Chapter 65: The Parable of the Rock Climber

You know how it is. You’re halfway up leading a single pitch 5.9 friction climb and you just ran into its nasty 5.10a crux. It’s a simple overhang, if you were two feet higher you could just pop your foot on your handhold and you’d be on easy street, 5.5 to the top. But there doesn’t seem to be a hold where you need it, and your feet can only find little wisps of rock and small patches of roughness. You lean back hoping to notice the bucket that your hands can’t find, or anything that closely resembles solid footing.

“You’re only making it worse. Just move your feet up and trust it. You gotta keep moving.”

Your belayer is right. The longer you sit there, the more tired you get. The more tired you are, the harder it is to do anything. You fall, because you’re exhausted.

“Lower me, I’m too pumped to get it. Fuck.”

Climbing is about rhythm and balance more than anything. No one is strong enough to hang on the rock forever, and the key is to just keep moving, to keep inching up the face. Everything always looks better when you’re an inch higher. If you sit in a comfortable spot for too long you stop seeing the available handholds, and you get very picky about what you’ll actually trust to hold your weight.

In reality, all of the holds will hold your weight.
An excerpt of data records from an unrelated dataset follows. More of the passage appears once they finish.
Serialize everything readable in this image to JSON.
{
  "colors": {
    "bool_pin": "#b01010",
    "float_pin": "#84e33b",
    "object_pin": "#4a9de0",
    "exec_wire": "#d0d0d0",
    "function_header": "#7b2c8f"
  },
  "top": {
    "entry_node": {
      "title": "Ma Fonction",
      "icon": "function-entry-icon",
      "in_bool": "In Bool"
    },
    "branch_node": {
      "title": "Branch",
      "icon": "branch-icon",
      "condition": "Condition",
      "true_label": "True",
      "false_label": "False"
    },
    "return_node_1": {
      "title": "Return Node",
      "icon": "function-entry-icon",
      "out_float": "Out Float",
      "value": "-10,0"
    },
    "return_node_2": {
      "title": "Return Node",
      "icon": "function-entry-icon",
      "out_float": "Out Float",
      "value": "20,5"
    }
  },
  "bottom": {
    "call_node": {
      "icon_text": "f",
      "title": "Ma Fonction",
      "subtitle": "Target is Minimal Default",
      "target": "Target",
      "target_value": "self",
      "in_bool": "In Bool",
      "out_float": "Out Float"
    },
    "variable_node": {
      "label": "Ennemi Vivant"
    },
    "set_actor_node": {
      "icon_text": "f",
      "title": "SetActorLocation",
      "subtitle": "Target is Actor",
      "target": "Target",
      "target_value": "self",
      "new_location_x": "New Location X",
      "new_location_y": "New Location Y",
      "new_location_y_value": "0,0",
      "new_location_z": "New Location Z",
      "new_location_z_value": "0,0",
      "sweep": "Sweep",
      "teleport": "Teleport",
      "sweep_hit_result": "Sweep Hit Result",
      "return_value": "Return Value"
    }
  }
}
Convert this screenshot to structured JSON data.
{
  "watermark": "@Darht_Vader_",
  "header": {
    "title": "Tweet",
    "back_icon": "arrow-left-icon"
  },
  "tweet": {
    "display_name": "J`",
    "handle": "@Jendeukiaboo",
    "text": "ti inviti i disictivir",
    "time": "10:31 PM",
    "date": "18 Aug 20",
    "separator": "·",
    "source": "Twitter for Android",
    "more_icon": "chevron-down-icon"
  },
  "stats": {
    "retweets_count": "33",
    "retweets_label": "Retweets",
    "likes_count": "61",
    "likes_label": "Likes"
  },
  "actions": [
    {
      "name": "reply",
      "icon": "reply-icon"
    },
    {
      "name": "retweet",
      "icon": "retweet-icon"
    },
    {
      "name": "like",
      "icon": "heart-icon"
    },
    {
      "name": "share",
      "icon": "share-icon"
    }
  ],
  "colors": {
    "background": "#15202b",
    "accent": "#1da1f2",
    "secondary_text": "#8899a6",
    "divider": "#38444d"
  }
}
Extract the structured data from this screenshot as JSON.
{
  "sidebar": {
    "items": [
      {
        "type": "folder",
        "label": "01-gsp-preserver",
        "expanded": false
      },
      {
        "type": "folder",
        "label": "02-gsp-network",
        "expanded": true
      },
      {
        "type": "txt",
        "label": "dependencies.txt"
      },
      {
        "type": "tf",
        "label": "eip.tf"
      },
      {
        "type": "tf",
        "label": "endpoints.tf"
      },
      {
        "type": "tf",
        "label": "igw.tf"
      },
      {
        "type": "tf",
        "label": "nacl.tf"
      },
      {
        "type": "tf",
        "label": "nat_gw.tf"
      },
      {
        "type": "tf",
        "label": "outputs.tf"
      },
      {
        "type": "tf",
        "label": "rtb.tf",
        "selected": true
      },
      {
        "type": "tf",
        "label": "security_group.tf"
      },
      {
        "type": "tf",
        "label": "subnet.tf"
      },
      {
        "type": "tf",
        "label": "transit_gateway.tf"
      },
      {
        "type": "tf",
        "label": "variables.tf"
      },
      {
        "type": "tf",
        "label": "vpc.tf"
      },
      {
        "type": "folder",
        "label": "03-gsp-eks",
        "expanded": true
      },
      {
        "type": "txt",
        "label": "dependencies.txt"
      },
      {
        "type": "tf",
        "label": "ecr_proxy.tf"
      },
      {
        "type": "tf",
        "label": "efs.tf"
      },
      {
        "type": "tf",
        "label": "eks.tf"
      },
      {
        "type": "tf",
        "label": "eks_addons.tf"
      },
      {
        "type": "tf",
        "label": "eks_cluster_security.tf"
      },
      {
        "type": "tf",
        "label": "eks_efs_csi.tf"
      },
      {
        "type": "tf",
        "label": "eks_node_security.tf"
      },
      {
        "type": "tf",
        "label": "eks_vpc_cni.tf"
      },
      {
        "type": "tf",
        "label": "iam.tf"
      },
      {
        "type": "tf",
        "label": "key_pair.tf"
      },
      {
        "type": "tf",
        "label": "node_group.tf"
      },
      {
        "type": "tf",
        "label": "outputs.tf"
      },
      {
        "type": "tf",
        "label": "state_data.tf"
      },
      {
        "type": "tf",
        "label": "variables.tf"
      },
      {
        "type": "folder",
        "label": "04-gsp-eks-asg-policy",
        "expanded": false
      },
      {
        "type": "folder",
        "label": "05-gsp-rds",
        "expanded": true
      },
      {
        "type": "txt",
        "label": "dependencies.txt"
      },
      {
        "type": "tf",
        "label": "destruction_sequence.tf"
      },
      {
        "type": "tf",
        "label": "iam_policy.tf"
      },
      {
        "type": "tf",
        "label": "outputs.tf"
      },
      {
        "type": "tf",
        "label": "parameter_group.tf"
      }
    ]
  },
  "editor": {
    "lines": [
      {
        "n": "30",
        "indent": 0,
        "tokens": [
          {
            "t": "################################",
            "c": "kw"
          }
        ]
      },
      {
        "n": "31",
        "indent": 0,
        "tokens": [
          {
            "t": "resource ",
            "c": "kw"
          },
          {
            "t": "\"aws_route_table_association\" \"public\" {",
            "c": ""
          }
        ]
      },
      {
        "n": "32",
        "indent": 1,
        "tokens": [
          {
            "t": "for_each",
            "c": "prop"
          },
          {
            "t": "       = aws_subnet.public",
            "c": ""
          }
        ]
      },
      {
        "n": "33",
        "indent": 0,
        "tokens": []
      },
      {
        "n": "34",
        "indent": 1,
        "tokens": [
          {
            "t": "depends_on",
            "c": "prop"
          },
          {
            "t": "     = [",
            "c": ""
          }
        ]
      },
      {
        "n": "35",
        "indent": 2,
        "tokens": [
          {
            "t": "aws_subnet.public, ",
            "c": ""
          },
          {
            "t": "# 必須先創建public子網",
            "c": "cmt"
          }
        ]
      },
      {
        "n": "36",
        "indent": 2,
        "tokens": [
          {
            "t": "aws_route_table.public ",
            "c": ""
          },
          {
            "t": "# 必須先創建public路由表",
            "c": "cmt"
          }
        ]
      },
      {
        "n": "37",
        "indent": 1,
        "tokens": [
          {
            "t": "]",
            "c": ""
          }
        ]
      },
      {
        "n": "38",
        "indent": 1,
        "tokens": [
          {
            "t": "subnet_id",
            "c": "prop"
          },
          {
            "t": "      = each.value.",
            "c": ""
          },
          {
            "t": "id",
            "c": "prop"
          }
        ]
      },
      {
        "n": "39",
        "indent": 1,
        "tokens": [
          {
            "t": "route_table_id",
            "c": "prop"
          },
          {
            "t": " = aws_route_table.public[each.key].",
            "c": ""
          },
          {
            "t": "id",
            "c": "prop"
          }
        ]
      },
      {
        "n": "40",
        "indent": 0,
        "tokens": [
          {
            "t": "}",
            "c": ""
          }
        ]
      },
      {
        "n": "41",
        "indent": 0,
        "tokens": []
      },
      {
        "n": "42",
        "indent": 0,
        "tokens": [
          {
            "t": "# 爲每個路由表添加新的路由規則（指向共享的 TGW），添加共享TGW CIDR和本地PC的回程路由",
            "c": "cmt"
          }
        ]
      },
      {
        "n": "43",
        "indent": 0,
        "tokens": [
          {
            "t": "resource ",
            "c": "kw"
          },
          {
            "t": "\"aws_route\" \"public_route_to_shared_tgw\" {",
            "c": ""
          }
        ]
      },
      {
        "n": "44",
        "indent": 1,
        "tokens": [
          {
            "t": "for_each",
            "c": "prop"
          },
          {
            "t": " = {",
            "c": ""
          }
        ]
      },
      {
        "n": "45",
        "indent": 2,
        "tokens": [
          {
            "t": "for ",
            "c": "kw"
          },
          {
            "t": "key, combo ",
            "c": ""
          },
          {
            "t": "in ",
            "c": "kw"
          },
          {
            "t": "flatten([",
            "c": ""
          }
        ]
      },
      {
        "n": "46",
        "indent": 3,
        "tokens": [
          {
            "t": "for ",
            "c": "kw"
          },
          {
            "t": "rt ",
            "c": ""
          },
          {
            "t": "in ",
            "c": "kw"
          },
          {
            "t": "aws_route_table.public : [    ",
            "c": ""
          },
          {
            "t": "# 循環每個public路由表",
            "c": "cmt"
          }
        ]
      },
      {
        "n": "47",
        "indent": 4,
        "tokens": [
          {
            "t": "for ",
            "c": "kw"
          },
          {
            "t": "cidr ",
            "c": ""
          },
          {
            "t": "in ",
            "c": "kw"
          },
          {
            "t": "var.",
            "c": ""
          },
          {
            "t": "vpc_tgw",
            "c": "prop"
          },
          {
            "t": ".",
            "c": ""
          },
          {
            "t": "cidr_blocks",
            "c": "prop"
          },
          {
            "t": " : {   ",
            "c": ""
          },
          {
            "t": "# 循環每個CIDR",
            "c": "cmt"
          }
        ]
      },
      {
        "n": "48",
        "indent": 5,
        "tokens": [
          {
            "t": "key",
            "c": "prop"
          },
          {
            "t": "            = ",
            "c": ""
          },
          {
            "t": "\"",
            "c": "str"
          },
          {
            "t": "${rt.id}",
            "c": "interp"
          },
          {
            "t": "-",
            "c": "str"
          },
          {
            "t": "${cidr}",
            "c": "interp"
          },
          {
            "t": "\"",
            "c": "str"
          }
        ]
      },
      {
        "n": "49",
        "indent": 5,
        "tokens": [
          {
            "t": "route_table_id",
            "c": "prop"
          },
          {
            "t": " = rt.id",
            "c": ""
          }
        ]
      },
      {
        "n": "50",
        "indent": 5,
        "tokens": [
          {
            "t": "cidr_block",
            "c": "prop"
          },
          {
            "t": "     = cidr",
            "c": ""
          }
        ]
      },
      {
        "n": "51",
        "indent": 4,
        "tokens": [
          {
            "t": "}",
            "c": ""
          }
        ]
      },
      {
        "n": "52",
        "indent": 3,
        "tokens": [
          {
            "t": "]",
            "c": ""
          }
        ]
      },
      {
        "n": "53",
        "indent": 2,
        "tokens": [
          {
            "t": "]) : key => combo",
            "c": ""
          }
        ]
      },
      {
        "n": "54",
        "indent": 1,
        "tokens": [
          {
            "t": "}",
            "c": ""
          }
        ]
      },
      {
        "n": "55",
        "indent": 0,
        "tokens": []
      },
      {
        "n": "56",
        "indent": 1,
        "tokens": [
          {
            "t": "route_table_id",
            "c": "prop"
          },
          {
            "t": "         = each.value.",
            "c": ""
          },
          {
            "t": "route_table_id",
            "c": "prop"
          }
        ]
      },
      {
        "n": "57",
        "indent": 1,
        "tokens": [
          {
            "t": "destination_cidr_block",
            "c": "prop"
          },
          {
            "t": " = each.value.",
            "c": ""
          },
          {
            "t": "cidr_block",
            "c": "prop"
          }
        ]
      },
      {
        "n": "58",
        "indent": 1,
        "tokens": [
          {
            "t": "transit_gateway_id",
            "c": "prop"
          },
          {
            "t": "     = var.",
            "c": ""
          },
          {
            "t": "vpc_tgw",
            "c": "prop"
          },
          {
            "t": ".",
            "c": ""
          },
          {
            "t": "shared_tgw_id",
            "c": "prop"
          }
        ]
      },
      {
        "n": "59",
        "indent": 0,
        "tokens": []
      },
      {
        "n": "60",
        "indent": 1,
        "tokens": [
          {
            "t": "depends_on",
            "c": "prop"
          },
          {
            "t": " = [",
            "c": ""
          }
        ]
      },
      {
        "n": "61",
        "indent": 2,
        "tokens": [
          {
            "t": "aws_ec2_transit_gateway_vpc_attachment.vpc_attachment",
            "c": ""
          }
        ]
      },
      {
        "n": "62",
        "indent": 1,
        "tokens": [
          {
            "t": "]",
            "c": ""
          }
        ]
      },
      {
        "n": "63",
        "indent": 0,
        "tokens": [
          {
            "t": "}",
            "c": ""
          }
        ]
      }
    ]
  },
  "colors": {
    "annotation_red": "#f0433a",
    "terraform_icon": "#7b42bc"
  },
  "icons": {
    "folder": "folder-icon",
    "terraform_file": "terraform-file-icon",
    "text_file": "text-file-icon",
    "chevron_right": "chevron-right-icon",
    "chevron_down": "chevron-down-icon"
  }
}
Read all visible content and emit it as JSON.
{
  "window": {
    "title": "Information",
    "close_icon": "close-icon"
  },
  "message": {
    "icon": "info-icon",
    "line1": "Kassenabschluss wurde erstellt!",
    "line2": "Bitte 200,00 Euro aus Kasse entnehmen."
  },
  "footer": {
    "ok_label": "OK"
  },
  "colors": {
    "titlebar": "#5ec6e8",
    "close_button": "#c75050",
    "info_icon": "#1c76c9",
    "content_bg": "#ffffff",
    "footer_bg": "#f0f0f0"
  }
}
Rock is strong, way stronger than you’ll ever be. A flimsy little flake might be just enough to swing you up to the biggest bucket of your life, but unless you trust it and make the move you’ll never know.

Momentum is mental. You might be in a tough spot with limited options, but you have to keep climbing. Otherwise you’ll just get tired and fall.

“If you cannot understand that there is something in man which responds to the challenge of this mountain and goes out to meet it, that the struggle is the struggle of life itself upward and forever upward, then you won’t see why we go.”